The quality of the logging depth determination depends on several factors. The depth of the logging measurements is determined from the length of the cable played out from the winch on the ship. Uncertainties in the depth of the core samples occur because of incomplete core recovery or incomplete heave compensation. Uncertainties in logging depth occur because of ship heave, cable stretch, cable slip, or even tidal changes. All these factors generate some discrepancy between core sample depths, logs, and individual logging passes. To minimize the effect of ship heave, a hydraulic wireline heave compensator is used to adjust the wireline length for rig motion during wireline logging operations.

Wireline heave compensator

Expedition 340T continued to evaluate the WHC system. It is designed to compensate for the vertical motion of the ship and maintain steady motion of the logging tools downhole. It uses vertical acceleration measurements made by a motion reference unit (MRU), located under the rig floor near the center of gravity of the ship, to calculate the vertical motion of the ship. It then adjusts the length of the wireline by varying the distance between two sets of pulleys through which the cable passes. Real-time measurements of uphole (surface) and downhole acceleration are made simultaneously by the MRU and by the EDTC tool, respectively. An LDEO-developed software package allows these data to be analyzed and compared in real time, displaying the actual motion of the logging tool string, and enabling evaluation of the efficiency of the compensator. Observations during Expedition 340T neither confirm nor disprove the effectiveness of this system. The best signal-to-noise ratio VSI recordings were obtained when the WHC was turned off and stations were relatively shallow (shallower than 1810 meters below rig floor [mbrf] [150 mbsf]). However, sea conditions on a subsequent run when signal-to-noise ratio was poor and the WHC was in use were somewhat different so interpretation of the difference is difficult. Three stations recorded with the WHC off during that run did not result in a recognizable difference in noise levels on the VSI trace.

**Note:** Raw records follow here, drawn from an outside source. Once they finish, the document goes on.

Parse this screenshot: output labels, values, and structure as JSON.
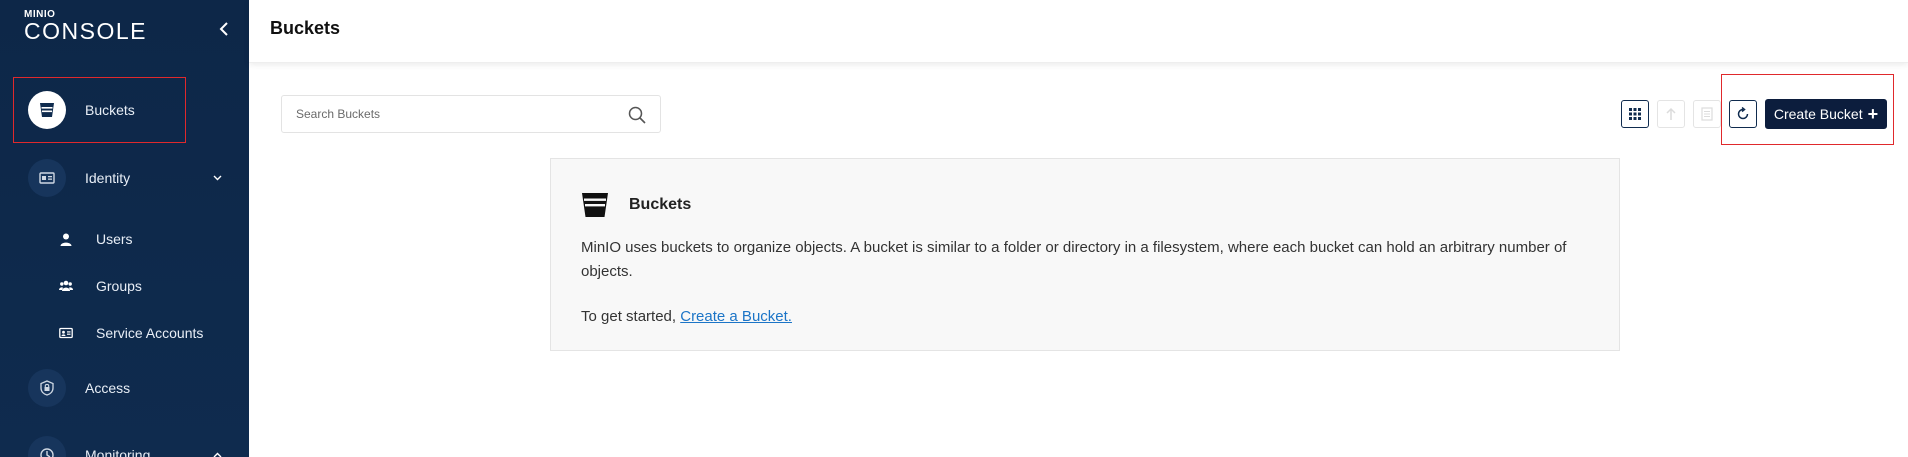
{
  "brand": {
    "top": "MINIO",
    "bottom": "CONSOLE"
  },
  "sidebar": {
    "collapse_icon": "chevron-left-icon",
    "items": [
      {
        "label": "Buckets",
        "icon": "bucket-icon",
        "active": true
      },
      {
        "label": "Identity",
        "icon": "id-card-icon",
        "expanded": true
      },
      {
        "label": "Users",
        "icon": "user-icon"
      },
      {
        "label": "Groups",
        "icon": "groups-icon"
      },
      {
        "label": "Service Accounts",
        "icon": "service-account-icon"
      },
      {
        "label": "Access",
        "icon": "lock-icon"
      },
      {
        "label": "Monitoring",
        "icon": "monitoring-icon",
        "expanded": true
      }
    ]
  },
  "header": {
    "title": "Buckets"
  },
  "search": {
    "placeholder": "Search Buckets",
    "icon": "search-icon"
  },
  "toolbar": {
    "view_icon": "grid-view-icon",
    "upload_icon": "upload-icon",
    "list_icon": "list-icon",
    "refresh_icon": "refresh-icon",
    "create_label": "Create Bucket",
    "create_icon": "plus-icon"
  },
  "info_card": {
    "title": "Buckets",
    "description": "MinIO uses buckets to organize objects. A bucket is similar to a folder or directory in a filesystem, where each bucket can hold an arbitrary number of objects.",
    "cta_prefix": "To get started, ",
    "cta_link": "Create a Bucket."
  },
  "colors": {
    "sidebar_bg": "#0f2b4e",
    "primary_button": "#0c1d3d",
    "link": "#1c75c7",
    "highlight": "#e0292c"
  }
}
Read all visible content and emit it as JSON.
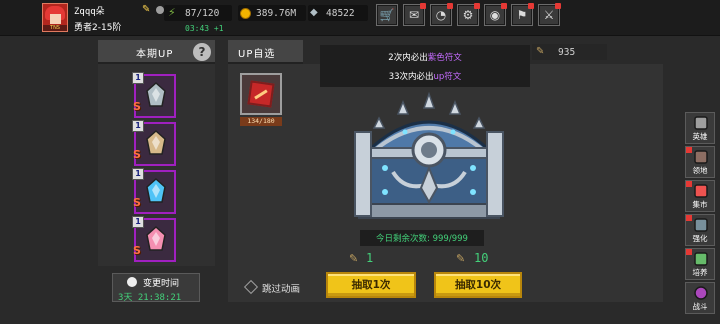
{
  "player": {
    "name": "Zqqq朵",
    "rank": "勇者2-15阶",
    "avatar_badge": "TNS"
  },
  "resources": {
    "energy": "87/120",
    "energy_timer": "03:43 +1",
    "gold": "389.76M",
    "gems": "48522",
    "tickets": "935"
  },
  "topbar_buttons": [
    {
      "name": "shop-button",
      "icon": "cart-icon",
      "glyph": "🛒"
    },
    {
      "name": "mail-button",
      "icon": "mail-icon",
      "glyph": "✉"
    },
    {
      "name": "rank-button",
      "icon": "chart-icon",
      "glyph": "◔"
    },
    {
      "name": "settings-button",
      "icon": "gear-icon",
      "glyph": "⚙"
    },
    {
      "name": "wheel-button",
      "icon": "color-wheel-icon",
      "glyph": "◉"
    },
    {
      "name": "quest-button",
      "icon": "quest-icon",
      "glyph": "⚑"
    },
    {
      "name": "battle-button",
      "icon": "swords-icon",
      "glyph": "⚔"
    }
  ],
  "left_panel": {
    "title": "本期UP",
    "items": [
      {
        "level": "1",
        "grade": "S",
        "kind": "spiked-helm",
        "color": "#b0bec5"
      },
      {
        "level": "1",
        "grade": "S",
        "kind": "crossed-axes",
        "color": "#d7b98a"
      },
      {
        "level": "1",
        "grade": "S",
        "kind": "ice-crystal",
        "color": "#4fc3f7"
      },
      {
        "level": "1",
        "grade": "S",
        "kind": "star-shard",
        "color": "#f48fb1"
      }
    ],
    "timer_label": "变更时间",
    "timer_value": "3天 21:38:21"
  },
  "mid_panel": {
    "title": "UP自选",
    "pick_count": "134/180",
    "info_line1_prefix": "2次内必出",
    "info_line1_highlight": "紫色符文",
    "info_line2_prefix": "33次内必出",
    "info_line2_highlight": "up符文",
    "remaining": "今日剩余次数: 999/999",
    "cost1": "1",
    "cost10": "10",
    "skip_label": "跳过动画",
    "draw1_label": "抽取1次",
    "draw10_label": "抽取10次"
  },
  "side_nav": [
    {
      "label": "英雄",
      "icon": "helmet-icon",
      "alert": false
    },
    {
      "label": "领地",
      "icon": "castle-icon",
      "alert": true
    },
    {
      "label": "集市",
      "icon": "market-icon",
      "alert": true
    },
    {
      "label": "强化",
      "icon": "anvil-icon",
      "alert": true
    },
    {
      "label": "培养",
      "icon": "potion-icon",
      "alert": true
    },
    {
      "label": "战斗",
      "icon": "portal-icon",
      "alert": false
    }
  ],
  "colors": {
    "accent_green": "#43d17a",
    "purple": "#c56cff",
    "gold_button": "#f0c419"
  }
}
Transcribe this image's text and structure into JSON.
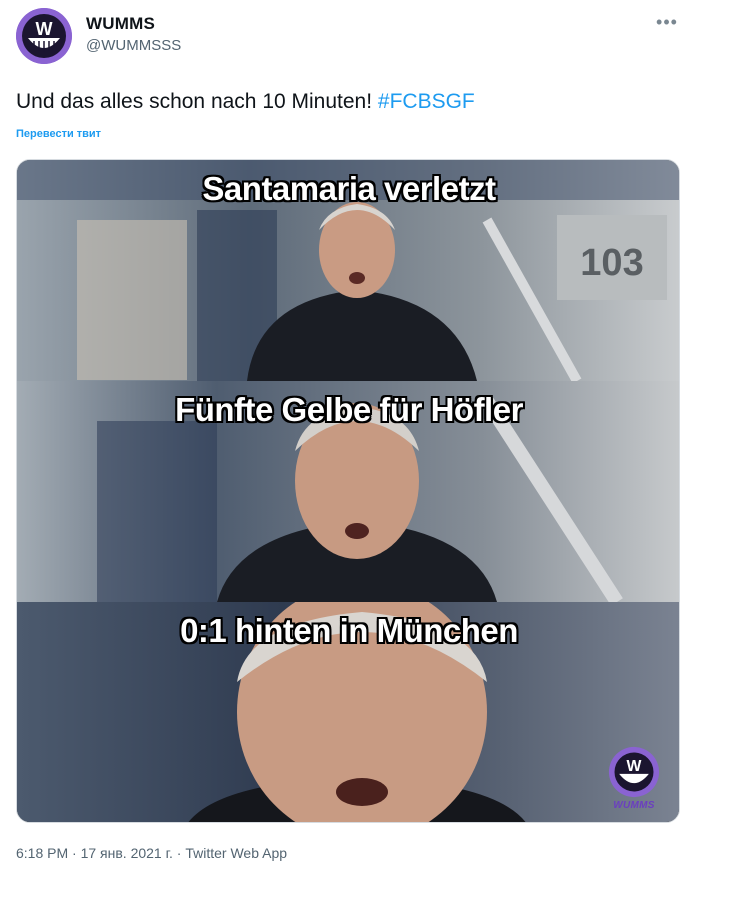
{
  "account": {
    "display_name": "WUMMS",
    "handle": "@WUMMSSS",
    "avatar_icon": "wumms-grin-logo"
  },
  "tweet": {
    "text": "Und das alles schon nach 10 Minuten! ",
    "hashtag": "#FCBSGF",
    "translate_label": "Перевести твит",
    "more_icon": "more-dots-icon"
  },
  "meme": {
    "panels": [
      {
        "caption": "Santamaria verletzt"
      },
      {
        "caption": "Fünfte Gelbe für Höfler"
      },
      {
        "caption": "0:1 hinten in München"
      }
    ],
    "watermark": "WUMMS",
    "stadium_sign": "103"
  },
  "meta": {
    "timestamp": "6:18 PM · 17 янв. 2021 г. · Twitter Web App"
  },
  "colors": {
    "link": "#1d9bf0",
    "brand_purple": "#8a63d2",
    "secondary_text": "#536471"
  }
}
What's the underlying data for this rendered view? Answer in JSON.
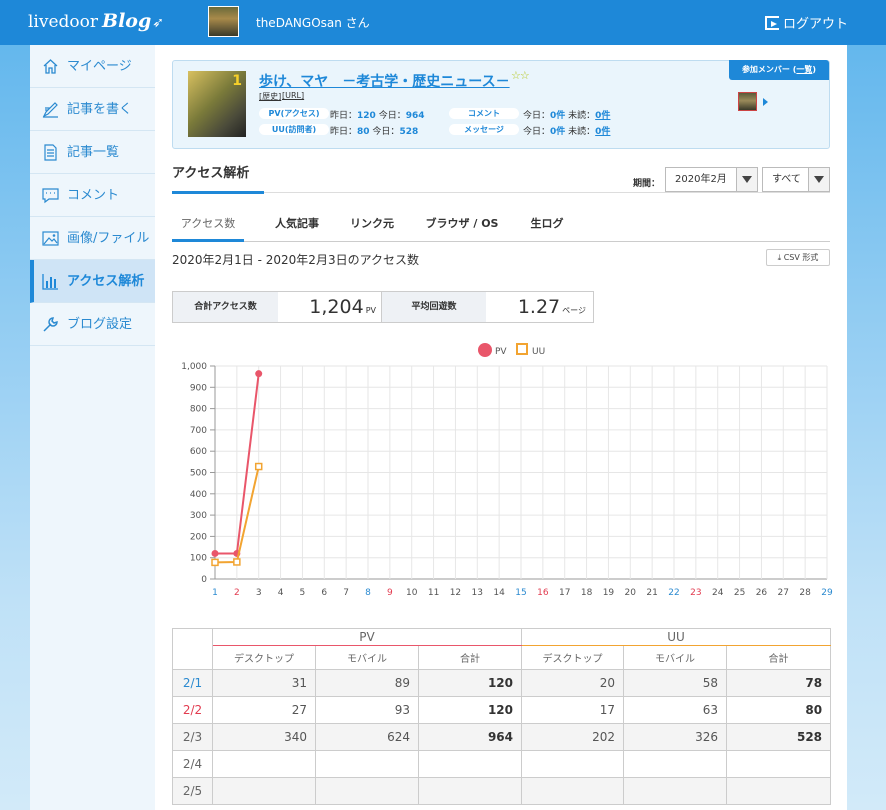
{
  "header": {
    "logo_text": "livedoor",
    "logo_blog": "Blog",
    "user_name": "theDANGOsan さん",
    "logout_label": "ログアウト"
  },
  "sidebar": {
    "items": [
      {
        "label": "マイページ",
        "icon": "home-icon"
      },
      {
        "label": "記事を書く",
        "icon": "pen-icon"
      },
      {
        "label": "記事一覧",
        "icon": "list-icon"
      },
      {
        "label": "コメント",
        "icon": "comment-icon"
      },
      {
        "label": "画像/ファイル",
        "icon": "image-icon"
      },
      {
        "label": "アクセス解析",
        "icon": "bar-chart-icon",
        "active": true
      },
      {
        "label": "ブログ設定",
        "icon": "wrench-icon"
      }
    ]
  },
  "blog": {
    "title": "歩け、マヤ　－考古学・歴史ニュース－",
    "tag_category": "[歴史]",
    "tag_url": "[URL]",
    "pv_label": "PV(アクセス)",
    "pv_yesterday": "昨日：",
    "pv_yesterday_val": "120",
    "pv_today": "今日：",
    "pv_today_val": "964",
    "uu_label": "UU(訪問者)",
    "uu_yesterday": "昨日：",
    "uu_yesterday_val": "80",
    "uu_today": "今日：",
    "uu_today_val": "528",
    "comment_label": "コメント",
    "comment_today": "今日：",
    "comment_today_val": "0件",
    "comment_unread": "未読：",
    "comment_unread_val": "0件",
    "message_label": "メッセージ",
    "message_today": "今日：",
    "message_today_val": "0件",
    "message_unread": "未読：",
    "message_unread_val": "0件",
    "member_label": "参加メンバー",
    "member_list": "一覧"
  },
  "analysis": {
    "section_title": "アクセス解析",
    "period_label": "期間：",
    "period_value": "2020年2月",
    "filter_value": "すべて",
    "tabs": [
      "アクセス数",
      "人気記事",
      "リンク元",
      "ブラウザ / OS",
      "生ログ"
    ],
    "date_range": "2020年2月1日 - 2020年2月3日のアクセス数",
    "csv_label": "CSV 形式",
    "total_label": "合計アクセス数",
    "total_value": "1,204",
    "total_unit": "PV",
    "avg_label": "平均回遊数",
    "avg_value": "1.27",
    "avg_unit": "ページ"
  },
  "chart_data": {
    "type": "line",
    "x": [
      1,
      2,
      3,
      4,
      5,
      6,
      7,
      8,
      9,
      10,
      11,
      12,
      13,
      14,
      15,
      16,
      17,
      18,
      19,
      20,
      21,
      22,
      23,
      24,
      25,
      26,
      27,
      28,
      29
    ],
    "x_colors": {
      "1": "#2b8ad0",
      "2": "#e23c50",
      "8": "#2b8ad0",
      "9": "#e23c50",
      "15": "#2b8ad0",
      "16": "#e23c50",
      "22": "#2b8ad0",
      "23": "#e23c50",
      "29": "#2b8ad0"
    },
    "series": [
      {
        "name": "PV",
        "color": "#e9566a",
        "values": [
          120,
          120,
          964
        ]
      },
      {
        "name": "UU",
        "color": "#f2a431",
        "values": [
          78,
          80,
          528
        ]
      }
    ],
    "ylim": [
      0,
      1000
    ],
    "yticks": [
      0,
      100,
      200,
      300,
      400,
      500,
      600,
      700,
      800,
      900,
      1000
    ],
    "ytick_labels": [
      "0",
      "100",
      "200",
      "300",
      "400",
      "500",
      "600",
      "700",
      "800",
      "900",
      "1,000"
    ],
    "grid": true,
    "legend": "top"
  },
  "table": {
    "group_headers": [
      "PV",
      "UU"
    ],
    "sub_headers": [
      "デスクトップ",
      "モバイル",
      "合計",
      "デスクトップ",
      "モバイル",
      "合計"
    ],
    "rows": [
      {
        "date": "2/1",
        "color": "blue",
        "cells": [
          "31",
          "89",
          "120",
          "20",
          "58",
          "78"
        ]
      },
      {
        "date": "2/2",
        "color": "red",
        "cells": [
          "27",
          "93",
          "120",
          "17",
          "63",
          "80"
        ]
      },
      {
        "date": "2/3",
        "color": "",
        "cells": [
          "340",
          "624",
          "964",
          "202",
          "326",
          "528"
        ]
      },
      {
        "date": "2/4",
        "color": "",
        "cells": [
          "",
          "",
          "",
          "",
          "",
          ""
        ]
      },
      {
        "date": "2/5",
        "color": "",
        "cells": [
          "",
          "",
          "",
          "",
          "",
          ""
        ]
      }
    ]
  }
}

Logging data flow and processing

Data for each wireline logging run were monitored in real time and recorded using the Schlumberger MAXIS 500 system. They were then copied to the shipboard processing stations for preliminary processing. Each pass was depth matched to logs from Expeditions 304 and 305. After depth-match processing, all the logging depths were shifted to the seafloor. This is usually done by identifying the seafloor from a step in gamma radiation, but in this case the logs were shifted using the depth to seafloor established from previous expeditions to Hole U1309D. These data were made available to the science party within a day after their acquisition.

The downhole log data were also transferred onshore to LDEO for standardized data processing. The main part of the processing is depth matching to remove depth offsets between different logging passes, which results in a new depth scale: wireline matched depth below seafloor (WMSF). Also, additional corrections are made to certain tools and logs (e.g., speed and voltage corrections to resistivity images), documentation for the logs (with an assessment of log quality) is prepared, and the data are converted to ASCII for the conventional logs and to SEGY for the VSP data. Schlumberger GeoQuest’s GeoFrame software package is used for most of the processing.